The Ingoldbsy Legends – Richard Harris Barham
J.M. Dent & Co – 1898 (Originally published 1840)
Waded through some poems in The Ingoldsby Legends before dinnertime, & that was punishment enough.T.E.D. Klein, The Ceremonies
Ted Klein wrote a novel called The Ceremonies
that mentions some other horror ficciones
(that’s Spanish for stories), and I, being me,
decided to seek out these tales with great glee,
for Klein’s a respected horror critic and author,
and taking his recommendations I oughta.
I’d already read Stoker and Machen and Poe,
but some of the books in there I didn’t know,
so I set out to find them, though it might be a slog,
and vowed to review each of them on my blog.
Now Klein’s protagonist reads these dark tales
but encountering one, he verily fails
to finish, for it is too boring by far,
so he picks up instead a book about stars.

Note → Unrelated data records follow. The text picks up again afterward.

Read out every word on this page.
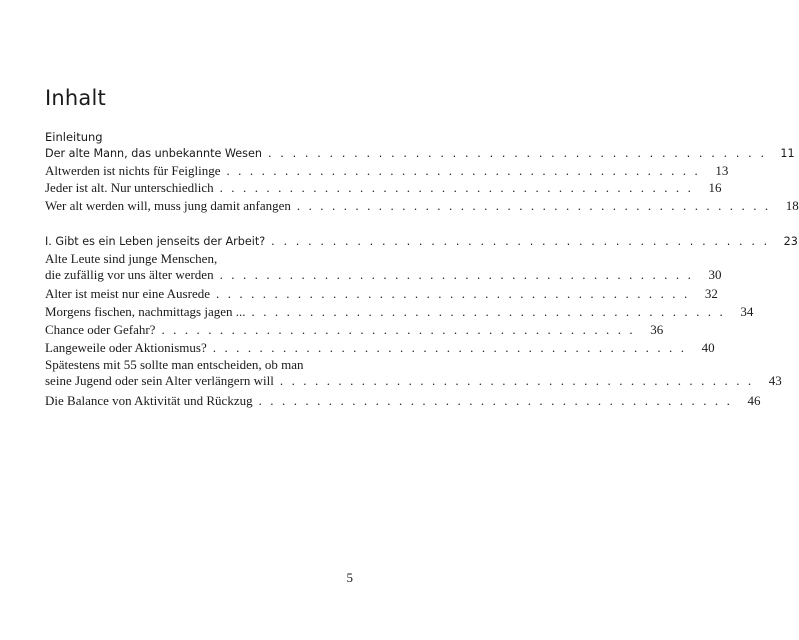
Inhalt
Einleitung
Der alte Mann, das unbekannte Wesen . . . . . . . . . . . . . . . . . . . . . . . . . . . . . . . . . . . . . . . . .	11
Altwerden ist nichts für Feiglinge . . . . . . . . . . . . . . . . . . . . . . . . . . . . . . . . . . . . . . . . .	13
Jeder ist alt. Nur unterschiedlich . . . . . . . . . . . . . . . . . . . . . . . . . . . . . . . . . . . . . . . . .	16
Wer alt werden will, muss jung damit anfangen . . . . . . . . . . . . . . . . . . . . . . . . . . . . . . . . . . . . . . . . .	18
I. Gibt es ein Leben jenseits der Arbeit? . . . . . . . . . . . . . . . . . . . . . . . . . . . . . . . . . . . . . . . . .	23
Alte Leute sind junge Menschen,
die zufällig vor uns älter werden . . . . . . . . . . . . . . . . . . . . . . . . . . . . . . . . . . . . . . . . .	30
Alter ist meist nur eine Ausrede . . . . . . . . . . . . . . . . . . . . . . . . . . . . . . . . . . . . . . . . .	32
Morgens fischen, nachmittags jagen ... . . . . . . . . . . . . . . . . . . . . . . . . . . . . . . . . . . . . . . . . .	34
Chance oder Gefahr? . . . . . . . . . . . . . . . . . . . . . . . . . . . . . . . . . . . . . . . . .	36
Langeweile oder Aktionismus? . . . . . . . . . . . . . . . . . . . . . . . . . . . . . . . . . . . . . . . . .	40
Spätestens mit 55 sollte man entscheiden, ob man
seine Jugend oder sein Alter verlängern will . . . . . . . . . . . . . . . . . . . . . . . . . . . . . . . . . . . . . . . . .	43
Die Balance von Aktivität und Rückzug . . . . . . . . . . . . . . . . . . . . . . . . . . . . . . . . . . . . . . . . .	46
5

I promised myself I’d succeed where he failed,
so I opened the book and I slowly inhaled
to ready myself for some archaic prose
about witches and jackdaws and old spooky ghosts,
but soon my face puckered like I’d sucked on a lime,
for The Ingoldsby Legends is written in rhyme.

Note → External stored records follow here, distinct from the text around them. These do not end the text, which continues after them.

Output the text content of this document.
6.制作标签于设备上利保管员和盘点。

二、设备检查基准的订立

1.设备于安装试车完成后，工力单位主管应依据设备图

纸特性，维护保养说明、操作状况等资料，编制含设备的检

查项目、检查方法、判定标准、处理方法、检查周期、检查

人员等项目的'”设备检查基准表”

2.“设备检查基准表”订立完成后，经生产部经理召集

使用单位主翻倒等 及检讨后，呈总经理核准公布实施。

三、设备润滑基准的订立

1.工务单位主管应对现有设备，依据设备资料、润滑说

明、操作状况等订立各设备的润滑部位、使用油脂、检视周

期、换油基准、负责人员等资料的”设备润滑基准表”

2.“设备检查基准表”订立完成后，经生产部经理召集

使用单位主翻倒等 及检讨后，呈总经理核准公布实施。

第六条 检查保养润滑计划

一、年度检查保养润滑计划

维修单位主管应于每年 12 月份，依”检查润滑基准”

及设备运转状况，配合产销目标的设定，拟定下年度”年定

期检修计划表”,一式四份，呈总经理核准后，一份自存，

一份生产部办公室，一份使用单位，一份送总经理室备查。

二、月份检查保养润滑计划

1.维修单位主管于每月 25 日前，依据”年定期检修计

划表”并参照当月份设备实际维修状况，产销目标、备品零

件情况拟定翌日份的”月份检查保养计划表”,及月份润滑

It popularized supernatural tales,
but to provide any frightening scenes it quite fails.
I pushed to get through it, made several tries,
but this kind of writing, I truly despise;
it’s boring and British and repulsively twee.
It might feature spirits, but it isn’t for me.
Let this be a lesson, learn from my mistake,
and leave Ingoldsby’s Legends alone, for God’s sake.
Use your copy for toilet paper, don’t you think twice,
and please listen closely to these words of advice:
When writing ghost stories and tales (and reviews),
poetry isn’t the form you should use.